The CPCD records 31 variables common for all elections and additional 13 election-specific variables. We describe the common variables here and refer the readers to the Codebook (see Supplementary Information A) for a description of election-specific variables. Table 3 lists the original names of the common variables retrieved from primary datasets, the CPCD names, and includes labels that describe the variable. Variables can be broadly grouped into three categories: election, candidate, and election results.
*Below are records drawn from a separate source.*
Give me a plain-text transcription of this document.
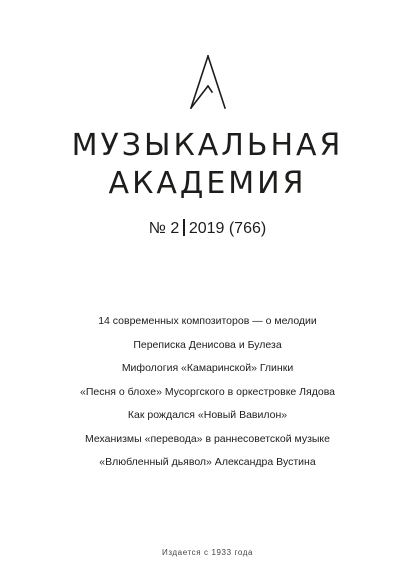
МУЗЫКАЛЬНАЯ
АКАДЕМИЯ
№ 2 2019 (766)
14 современных композиторов — о мелодии
Переписка Денисова и Булеза
Мифология «Камаринской» Глинки
«Песня о блохе» Мусоргского в оркестровке Лядова
Как рождался «Новый Вавилон»
Механизмы «перевода» в раннесоветской музыке
«Влюбленный дьявол» Александра Вустина
Издается с 1933 года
The first category contains election_year, election_date (first day of the election), and election_type.
The second and largest category of variables includes a candidate’s ID (person_id) and pre-election information, i.e., information voters would know (or could easily infer) before voting. The former is a unique identifier for each candidate created during the merging process, with a structure that reflects the number and types of elections in which a candidate ran. The latter largely adopt variables from the primary datasets, including first name, last name, age, academic titles, place of residence (name and code), ballot position, and party membership and affiliation. We also keep occupation as a string variable in the Czech language.
We created three new variables: birth year, gender, and education. Variable candidate_birthyear was created as the difference between the election year and the age of a candidate announced on the ballot lists. Variable candidate_gender classifies candidates as male or female based on the dictionary of male and female first names from the Ministry of the Interior. If both males and females use the same first name, we identify females based on the ending of their last name and the name of the occupation provided by candidates on the ballot list, as Czech women’s last names and words for occupations have predominantly gender-specific endings. The variable candidate_education builds on academic titles stated on the ballot list. We use a dictionary of academic titles to categorize candidates into six education levels: (1.) no university education; (2.) BA degree; (3.) MA degree; (4.) PhD degree; (5.) associate professor (docent, habilitation); (6.) full professors. Similar categorization has been used in previous research11. Two notes about academic titles are worth mentioning. First, academic titles are self-reported with no formal validation process. Second, Czech voters seem to interpret academic titles (especially medical and law titles) as a sign of a candidate’s expertise and tend to cast more votes for educated candidates, further reinforcing candidates’ interest in stating their academic titles11,19.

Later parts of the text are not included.